Around 30 percent of adults experience disrupted sleep patterns in the United States. Insomnia can be caused by a variety of problems, but a big one is stress. The problem is that the more people lose sleep over stress, the more they become stressed out.
Can anything be done about stress-related insomnia? Thankfully, yes. We've rounded up a few techniques that are useful for people that suffer from disrupted sleep patterns. Check them out!
1. Stick to a sleep schedule
The National Sleep Foundation recommends having the same bedtime and wake up time each day, including on the weekends. Sticking to a sleep schedule not only helps you fall asleep, but increases your likelihood of staying asleep. Read this to find out how to create a sleep schedule.
2. Relax right before bed
Doing something relaxing right before bed can help make you sleepy. Try reading a book, listening to music or a podcast, working on a crossword puzzle, or something else relaxing each night before you go to sleep. Dr. Lawrence Epstein says, "Our body craves routine and likes to know what's coming." Having a pre-sleep ritual, according to Dr. Epstein, establishes associations in the brain between "certain activities and sleep."

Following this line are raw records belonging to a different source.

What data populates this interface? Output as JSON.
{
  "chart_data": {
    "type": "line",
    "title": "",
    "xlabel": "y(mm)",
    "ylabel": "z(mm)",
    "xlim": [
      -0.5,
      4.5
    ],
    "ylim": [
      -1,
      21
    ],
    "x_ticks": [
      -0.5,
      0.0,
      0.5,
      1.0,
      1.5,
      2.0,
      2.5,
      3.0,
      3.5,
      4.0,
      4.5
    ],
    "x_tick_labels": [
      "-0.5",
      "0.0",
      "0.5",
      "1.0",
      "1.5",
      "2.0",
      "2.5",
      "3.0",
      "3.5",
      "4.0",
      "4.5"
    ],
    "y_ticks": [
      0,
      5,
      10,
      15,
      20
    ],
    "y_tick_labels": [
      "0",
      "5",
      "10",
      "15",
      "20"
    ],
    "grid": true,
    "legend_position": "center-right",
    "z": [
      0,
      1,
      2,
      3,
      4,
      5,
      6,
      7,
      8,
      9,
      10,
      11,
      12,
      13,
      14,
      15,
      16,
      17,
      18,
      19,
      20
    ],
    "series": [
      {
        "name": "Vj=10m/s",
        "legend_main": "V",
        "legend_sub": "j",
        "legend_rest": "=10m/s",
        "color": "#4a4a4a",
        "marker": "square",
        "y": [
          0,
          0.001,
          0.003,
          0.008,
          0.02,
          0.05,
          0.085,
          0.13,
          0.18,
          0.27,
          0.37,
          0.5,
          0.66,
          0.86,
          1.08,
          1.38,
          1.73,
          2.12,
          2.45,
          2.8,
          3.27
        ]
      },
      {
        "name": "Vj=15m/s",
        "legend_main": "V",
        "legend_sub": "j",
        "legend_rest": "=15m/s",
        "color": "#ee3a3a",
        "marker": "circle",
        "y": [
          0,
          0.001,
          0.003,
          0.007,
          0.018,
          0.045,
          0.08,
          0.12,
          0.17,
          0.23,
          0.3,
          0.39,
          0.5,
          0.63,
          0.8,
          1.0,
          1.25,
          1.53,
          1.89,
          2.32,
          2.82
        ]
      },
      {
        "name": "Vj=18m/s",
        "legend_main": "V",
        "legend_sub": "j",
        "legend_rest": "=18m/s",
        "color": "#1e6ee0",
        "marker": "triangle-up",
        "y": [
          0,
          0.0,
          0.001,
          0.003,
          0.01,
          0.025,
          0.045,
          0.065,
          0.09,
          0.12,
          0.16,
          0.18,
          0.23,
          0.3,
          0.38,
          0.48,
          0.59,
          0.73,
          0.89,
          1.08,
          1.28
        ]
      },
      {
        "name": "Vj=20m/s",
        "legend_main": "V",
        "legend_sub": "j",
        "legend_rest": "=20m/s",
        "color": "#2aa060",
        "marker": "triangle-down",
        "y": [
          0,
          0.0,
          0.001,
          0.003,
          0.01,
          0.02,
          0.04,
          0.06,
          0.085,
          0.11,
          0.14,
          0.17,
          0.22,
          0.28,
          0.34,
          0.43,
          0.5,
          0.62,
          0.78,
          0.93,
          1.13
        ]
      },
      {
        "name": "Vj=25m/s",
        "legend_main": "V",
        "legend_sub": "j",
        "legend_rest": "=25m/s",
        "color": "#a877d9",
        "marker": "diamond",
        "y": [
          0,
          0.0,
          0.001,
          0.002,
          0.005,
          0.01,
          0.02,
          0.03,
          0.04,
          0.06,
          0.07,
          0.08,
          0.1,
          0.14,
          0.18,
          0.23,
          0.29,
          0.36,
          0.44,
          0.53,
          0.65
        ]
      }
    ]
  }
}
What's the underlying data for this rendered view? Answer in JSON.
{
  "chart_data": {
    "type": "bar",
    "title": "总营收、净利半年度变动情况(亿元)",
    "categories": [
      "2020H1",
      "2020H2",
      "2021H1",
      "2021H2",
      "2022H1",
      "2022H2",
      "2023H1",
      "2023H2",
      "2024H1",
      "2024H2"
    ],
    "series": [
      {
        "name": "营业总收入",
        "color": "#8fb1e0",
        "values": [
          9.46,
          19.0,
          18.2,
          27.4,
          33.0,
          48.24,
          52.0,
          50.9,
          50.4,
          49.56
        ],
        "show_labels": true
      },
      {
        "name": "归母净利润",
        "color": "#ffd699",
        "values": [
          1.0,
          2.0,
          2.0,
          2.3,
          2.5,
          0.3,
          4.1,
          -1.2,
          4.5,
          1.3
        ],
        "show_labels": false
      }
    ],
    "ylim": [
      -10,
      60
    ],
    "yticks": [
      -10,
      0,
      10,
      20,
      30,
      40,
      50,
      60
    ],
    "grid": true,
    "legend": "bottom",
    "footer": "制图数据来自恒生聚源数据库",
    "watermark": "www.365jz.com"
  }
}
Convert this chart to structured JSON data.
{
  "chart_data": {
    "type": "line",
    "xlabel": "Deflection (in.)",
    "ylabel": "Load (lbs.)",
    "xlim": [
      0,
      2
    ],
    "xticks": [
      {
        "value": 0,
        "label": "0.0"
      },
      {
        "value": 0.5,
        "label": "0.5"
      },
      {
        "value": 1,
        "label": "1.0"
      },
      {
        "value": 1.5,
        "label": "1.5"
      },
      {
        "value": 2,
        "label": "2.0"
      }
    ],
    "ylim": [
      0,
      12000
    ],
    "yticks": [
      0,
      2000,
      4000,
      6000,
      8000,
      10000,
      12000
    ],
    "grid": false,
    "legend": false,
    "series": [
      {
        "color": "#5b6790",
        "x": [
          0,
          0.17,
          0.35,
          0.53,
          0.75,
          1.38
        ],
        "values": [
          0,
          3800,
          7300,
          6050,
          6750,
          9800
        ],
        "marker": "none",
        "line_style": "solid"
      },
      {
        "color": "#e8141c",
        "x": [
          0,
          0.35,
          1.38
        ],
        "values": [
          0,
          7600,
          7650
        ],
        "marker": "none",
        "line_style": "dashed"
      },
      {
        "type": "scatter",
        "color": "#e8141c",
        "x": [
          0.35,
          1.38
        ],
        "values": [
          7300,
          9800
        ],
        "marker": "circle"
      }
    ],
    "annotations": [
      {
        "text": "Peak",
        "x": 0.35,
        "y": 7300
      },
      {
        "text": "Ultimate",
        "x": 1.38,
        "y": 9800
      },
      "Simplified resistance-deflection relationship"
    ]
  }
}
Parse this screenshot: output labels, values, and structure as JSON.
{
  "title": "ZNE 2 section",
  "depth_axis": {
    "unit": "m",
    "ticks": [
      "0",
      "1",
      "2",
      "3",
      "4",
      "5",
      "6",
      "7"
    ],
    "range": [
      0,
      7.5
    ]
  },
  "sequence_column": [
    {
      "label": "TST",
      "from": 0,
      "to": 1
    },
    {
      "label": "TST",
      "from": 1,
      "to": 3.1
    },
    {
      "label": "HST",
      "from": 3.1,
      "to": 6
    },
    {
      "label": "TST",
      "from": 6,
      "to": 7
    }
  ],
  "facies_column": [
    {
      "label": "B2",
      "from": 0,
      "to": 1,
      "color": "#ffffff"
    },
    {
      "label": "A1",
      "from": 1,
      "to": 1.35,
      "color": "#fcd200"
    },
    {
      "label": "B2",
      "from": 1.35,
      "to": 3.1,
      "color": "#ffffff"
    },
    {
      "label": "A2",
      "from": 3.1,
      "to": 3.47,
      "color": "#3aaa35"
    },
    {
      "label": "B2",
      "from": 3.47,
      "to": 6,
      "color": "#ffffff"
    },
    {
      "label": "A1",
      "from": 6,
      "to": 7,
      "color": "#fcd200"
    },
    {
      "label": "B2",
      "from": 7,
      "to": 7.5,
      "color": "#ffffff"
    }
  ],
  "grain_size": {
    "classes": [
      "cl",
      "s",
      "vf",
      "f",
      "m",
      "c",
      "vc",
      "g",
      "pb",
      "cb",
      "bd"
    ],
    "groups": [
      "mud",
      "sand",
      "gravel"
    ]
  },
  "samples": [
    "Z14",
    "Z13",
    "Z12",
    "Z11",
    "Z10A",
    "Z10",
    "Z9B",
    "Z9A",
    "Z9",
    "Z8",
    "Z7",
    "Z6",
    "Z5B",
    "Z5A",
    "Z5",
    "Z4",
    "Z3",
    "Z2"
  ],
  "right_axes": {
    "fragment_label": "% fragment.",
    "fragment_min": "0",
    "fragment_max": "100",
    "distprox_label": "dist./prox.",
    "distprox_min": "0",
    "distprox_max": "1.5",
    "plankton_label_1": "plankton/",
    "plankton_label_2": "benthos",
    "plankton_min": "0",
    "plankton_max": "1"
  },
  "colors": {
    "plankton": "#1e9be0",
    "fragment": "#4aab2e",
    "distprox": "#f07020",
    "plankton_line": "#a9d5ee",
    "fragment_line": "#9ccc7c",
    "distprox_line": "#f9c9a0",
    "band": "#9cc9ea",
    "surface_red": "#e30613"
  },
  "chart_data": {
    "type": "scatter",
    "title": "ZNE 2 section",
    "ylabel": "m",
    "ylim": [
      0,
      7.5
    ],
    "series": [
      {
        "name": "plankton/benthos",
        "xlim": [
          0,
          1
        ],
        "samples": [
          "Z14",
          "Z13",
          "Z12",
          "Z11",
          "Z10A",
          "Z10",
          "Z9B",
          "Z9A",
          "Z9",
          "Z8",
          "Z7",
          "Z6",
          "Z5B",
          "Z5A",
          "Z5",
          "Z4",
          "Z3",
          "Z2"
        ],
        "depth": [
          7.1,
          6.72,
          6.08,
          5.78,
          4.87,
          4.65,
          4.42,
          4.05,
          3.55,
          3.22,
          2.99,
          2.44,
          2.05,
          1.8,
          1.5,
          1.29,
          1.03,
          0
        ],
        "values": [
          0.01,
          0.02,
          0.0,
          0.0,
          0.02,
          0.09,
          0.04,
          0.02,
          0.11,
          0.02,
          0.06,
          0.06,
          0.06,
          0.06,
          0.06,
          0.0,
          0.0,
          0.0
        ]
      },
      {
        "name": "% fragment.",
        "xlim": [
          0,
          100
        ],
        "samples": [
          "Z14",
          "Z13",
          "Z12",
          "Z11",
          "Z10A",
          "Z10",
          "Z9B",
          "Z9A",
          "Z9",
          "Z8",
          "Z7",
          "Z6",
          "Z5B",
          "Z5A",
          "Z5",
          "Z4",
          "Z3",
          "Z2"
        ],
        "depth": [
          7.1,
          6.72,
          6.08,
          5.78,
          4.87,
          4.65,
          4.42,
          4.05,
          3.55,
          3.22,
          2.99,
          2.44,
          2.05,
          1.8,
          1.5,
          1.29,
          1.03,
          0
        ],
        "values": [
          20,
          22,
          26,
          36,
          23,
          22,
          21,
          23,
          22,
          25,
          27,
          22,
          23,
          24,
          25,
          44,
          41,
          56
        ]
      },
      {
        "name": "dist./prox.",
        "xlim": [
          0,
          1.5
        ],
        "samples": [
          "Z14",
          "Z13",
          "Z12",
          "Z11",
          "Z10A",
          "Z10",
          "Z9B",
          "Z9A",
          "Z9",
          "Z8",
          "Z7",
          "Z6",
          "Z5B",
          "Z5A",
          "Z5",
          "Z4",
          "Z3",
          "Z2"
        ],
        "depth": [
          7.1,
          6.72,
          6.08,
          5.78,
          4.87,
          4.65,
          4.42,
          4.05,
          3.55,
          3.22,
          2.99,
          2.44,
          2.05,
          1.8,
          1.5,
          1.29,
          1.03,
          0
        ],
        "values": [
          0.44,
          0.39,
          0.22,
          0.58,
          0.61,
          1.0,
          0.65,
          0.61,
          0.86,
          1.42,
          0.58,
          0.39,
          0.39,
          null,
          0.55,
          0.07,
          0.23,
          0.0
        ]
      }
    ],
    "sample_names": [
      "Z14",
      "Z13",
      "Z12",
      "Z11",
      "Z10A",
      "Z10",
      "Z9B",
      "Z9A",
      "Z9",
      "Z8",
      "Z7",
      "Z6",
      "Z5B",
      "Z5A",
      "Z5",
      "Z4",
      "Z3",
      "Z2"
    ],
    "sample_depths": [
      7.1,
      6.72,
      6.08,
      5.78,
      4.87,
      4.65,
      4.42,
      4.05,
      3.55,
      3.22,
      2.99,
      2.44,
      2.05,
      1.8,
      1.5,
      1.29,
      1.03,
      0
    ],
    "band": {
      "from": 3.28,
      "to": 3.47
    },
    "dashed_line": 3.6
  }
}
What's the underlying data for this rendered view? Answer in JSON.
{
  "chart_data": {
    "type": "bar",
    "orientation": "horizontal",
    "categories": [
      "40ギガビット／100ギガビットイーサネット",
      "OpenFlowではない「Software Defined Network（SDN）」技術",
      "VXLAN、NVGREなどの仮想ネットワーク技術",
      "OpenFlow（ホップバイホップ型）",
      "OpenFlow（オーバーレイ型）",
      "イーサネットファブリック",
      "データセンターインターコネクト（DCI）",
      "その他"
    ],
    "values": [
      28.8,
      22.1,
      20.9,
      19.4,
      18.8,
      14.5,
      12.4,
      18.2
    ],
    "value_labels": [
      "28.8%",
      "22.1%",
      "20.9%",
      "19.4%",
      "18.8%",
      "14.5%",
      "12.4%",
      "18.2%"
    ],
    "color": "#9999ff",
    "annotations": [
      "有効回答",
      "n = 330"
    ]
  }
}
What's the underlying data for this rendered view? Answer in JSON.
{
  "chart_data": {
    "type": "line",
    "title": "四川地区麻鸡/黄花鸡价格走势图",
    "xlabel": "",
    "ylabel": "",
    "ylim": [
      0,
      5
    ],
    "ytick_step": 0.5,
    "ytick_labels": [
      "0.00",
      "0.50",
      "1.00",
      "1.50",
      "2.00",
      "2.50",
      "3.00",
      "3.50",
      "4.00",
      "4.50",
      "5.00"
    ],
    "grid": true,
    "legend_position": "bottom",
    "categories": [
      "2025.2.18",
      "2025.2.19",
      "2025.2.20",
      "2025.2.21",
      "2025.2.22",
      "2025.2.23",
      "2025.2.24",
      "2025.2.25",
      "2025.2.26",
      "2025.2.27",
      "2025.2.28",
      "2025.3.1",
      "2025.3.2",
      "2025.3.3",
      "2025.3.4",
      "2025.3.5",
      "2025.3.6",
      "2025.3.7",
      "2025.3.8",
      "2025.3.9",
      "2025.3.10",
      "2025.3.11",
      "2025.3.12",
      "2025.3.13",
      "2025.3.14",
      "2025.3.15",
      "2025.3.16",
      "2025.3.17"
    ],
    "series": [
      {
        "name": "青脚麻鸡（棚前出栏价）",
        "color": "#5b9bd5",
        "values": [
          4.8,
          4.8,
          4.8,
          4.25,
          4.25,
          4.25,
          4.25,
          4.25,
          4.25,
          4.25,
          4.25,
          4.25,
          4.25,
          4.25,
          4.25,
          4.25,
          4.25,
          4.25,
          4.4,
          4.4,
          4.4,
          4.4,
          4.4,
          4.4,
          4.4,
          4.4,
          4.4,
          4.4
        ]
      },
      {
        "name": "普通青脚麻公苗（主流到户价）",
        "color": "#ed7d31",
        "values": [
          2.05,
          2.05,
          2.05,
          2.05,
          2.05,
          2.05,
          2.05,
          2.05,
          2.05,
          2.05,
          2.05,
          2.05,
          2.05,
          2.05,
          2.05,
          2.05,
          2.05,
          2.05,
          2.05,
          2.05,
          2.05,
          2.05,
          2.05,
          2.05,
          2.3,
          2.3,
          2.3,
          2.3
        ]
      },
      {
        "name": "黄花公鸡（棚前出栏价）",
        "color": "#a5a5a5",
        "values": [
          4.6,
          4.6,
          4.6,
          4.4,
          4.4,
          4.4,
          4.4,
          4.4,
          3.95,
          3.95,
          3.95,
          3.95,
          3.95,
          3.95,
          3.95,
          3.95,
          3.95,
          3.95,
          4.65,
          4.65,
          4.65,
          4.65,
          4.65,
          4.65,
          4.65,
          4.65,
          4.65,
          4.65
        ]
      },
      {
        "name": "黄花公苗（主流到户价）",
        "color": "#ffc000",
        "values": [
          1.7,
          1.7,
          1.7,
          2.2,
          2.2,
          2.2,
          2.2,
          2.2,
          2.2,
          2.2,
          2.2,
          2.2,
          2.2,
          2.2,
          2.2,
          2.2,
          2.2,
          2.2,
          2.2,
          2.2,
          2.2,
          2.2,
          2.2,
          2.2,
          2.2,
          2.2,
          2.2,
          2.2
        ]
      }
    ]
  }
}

Related: These best organic mattresses can help you get comfier faster.
3. Avoid screens
If you do wake up in the middle of the night, avoid picking up your cell phone. The light from your phone tricks your brain into waking up and staying awake. It also increases the likelihood that you'll end up on social media or playing a game, causing you to stay up even longer.
4. Get your mind off your stress
Focusing on your stress and anxiety isn't going to do you any favors. The key is to figure out the best ways for you to get your mind off your stress and relaxed enough to fall back asleep. Some people like to listen to podcasts. The Sleep With Me is designed to put people to sleep. Meditation techniques work well for others. The key is to find what works best for you.
5. Move around a little
If you're tossing and turning, getting up and walking around might actually help you get sleepy again. Try getting a drink of water or drinking a cup of tea, using the bathroom, or completing a small task, and then seeing how you feel. The important thing is to get out of your bed for a few minutes, shake off your feelings of stress, and to do something useful for yourself. Hopefully it will be enough to carry you back to sleep.
Another trick for avoiding tossing and turning? Make sure you've picked a cooling mattress to avoid waking up hot.
If your stress-related insomnia continues, it may be time to see a sleep specialist or even a therapist trained to help you.